Contrairement à 99,9% des auteurs de polars ou de thrillers, vous nous montrez tout de suite que la petite Cassandra est toujours vivante, 8 ans après. L’un de vos challenges en tant que scénariste était-il de créer du suspense, malgré tout ?
Le suspense, c’est jusqu'où va aller ce réseau qui a enlevé Cassandra. On la voit raconter des histoires, utiliser ses souvenirs pour torturer sa mère. Des histoires qu’elle enregistre et qui sont envoyées sur le web, à des gens qu’on ne voit pas. Combien sont-ils ? Qu’en font-ils ? Je me suis demandé aussi ce que pouvait devenir un enfant enlevé par un pédophile une fois qu’il avait grandi. Le thriller est un genre basé sur l’attente des spectateurs. Là, l'attente est basée sur l’existence de ce réseau et sa manière de fonctionner. Un monde alternatif de plus en plus complexe et toxique. Mais intriguant aussi.

Avez-vous écrit le scénario d’une traite ? Où avez-vous assemblé patiemment chaque pièce, chaque personnage, chaque période, à la manière d’un puzzle ?
J’ai écris d’une traite, c’est une manière très naturelle pour moi. Il n’y a jamais eu de version linéaire du scénario si c’est ce que vous voulez savoir.
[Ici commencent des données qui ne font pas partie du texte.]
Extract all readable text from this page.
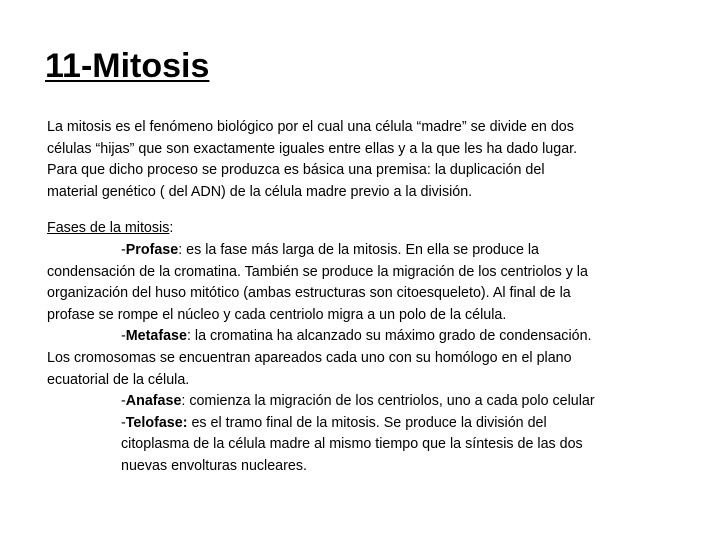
11-Mitosis
La mitosis es el fenómeno biológico por el cual una célula “madre” se divide en dos
células “hijas” que son exactamente iguales entre ellas y a la que les ha dado lugar.
Para que dicho proceso se produzca es básica una premisa: la duplicación del
material genético ( del ADN) de la célula madre previo a la división.
Fases de la mitosis:
-Profase: es la fase más larga de la mitosis. En ella se produce la
condensación de la cromatina. También se produce la migración de los centriolos y la
organización del huso mitótico (ambas estructuras son citoesqueleto). Al final de la
profase se rompe el núcleo y cada centriolo migra a un polo de la célula.
-Metafase: la cromatina ha alcanzado su máximo grado de condensación.
Los cromosomas se encuentran apareados cada uno con su homólogo en el plano
ecuatorial de la célula.
-Anafase: comienza la migración de los centriolos, uno a cada polo celular
-Telofase: es el tramo final de la mitosis. Se produce la división del
citoplasma de la célula madre al mismo tiempo que la síntesis de las dos
nuevas envolturas nucleares.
Mes influences dans ce domaine sont des écrivains comme William Faulkner, avec Tandis que j’agonise par exemple, ou bien Russell Banks que j’ai adapté avec De Beaux Lendemains. Des histoires où le même événement est raconté encore et encore, suivant différents points de vue. Je pense aussi à une pièce comme Krapp’s Last Tape, de Samuel Beckett, où un homme fait face à trois époques de sa vie, un texte magnifique. Au cinéma l’un des maîtres dans ce domaine était Alain Resnais, qui vient de nous quitter. En 1994, lorsque j’ai présenté Exotica, il y avait aussi Pulp Fiction et Before the Rain, des films qui redécouvraient cette façon de sculpter le temps.

Captives est-il aussi une façon d’affronter des peurs personnelles en tant que père ? Je pense à la disparition d’un enfant, à la peur qu’il soit confronté aux horreurs décrites dans le film ?
Bien sûr, c’est l’une des raisons principales d’écrire, il me semble. Maintenant je ne porte pas de jugement moral. La privation de liberté d’un individu par un autre est terrible, c’est un fait. Ce qui m’intéresse c’est d’explorer l’humanité des gens qui commettent ces actes terribles.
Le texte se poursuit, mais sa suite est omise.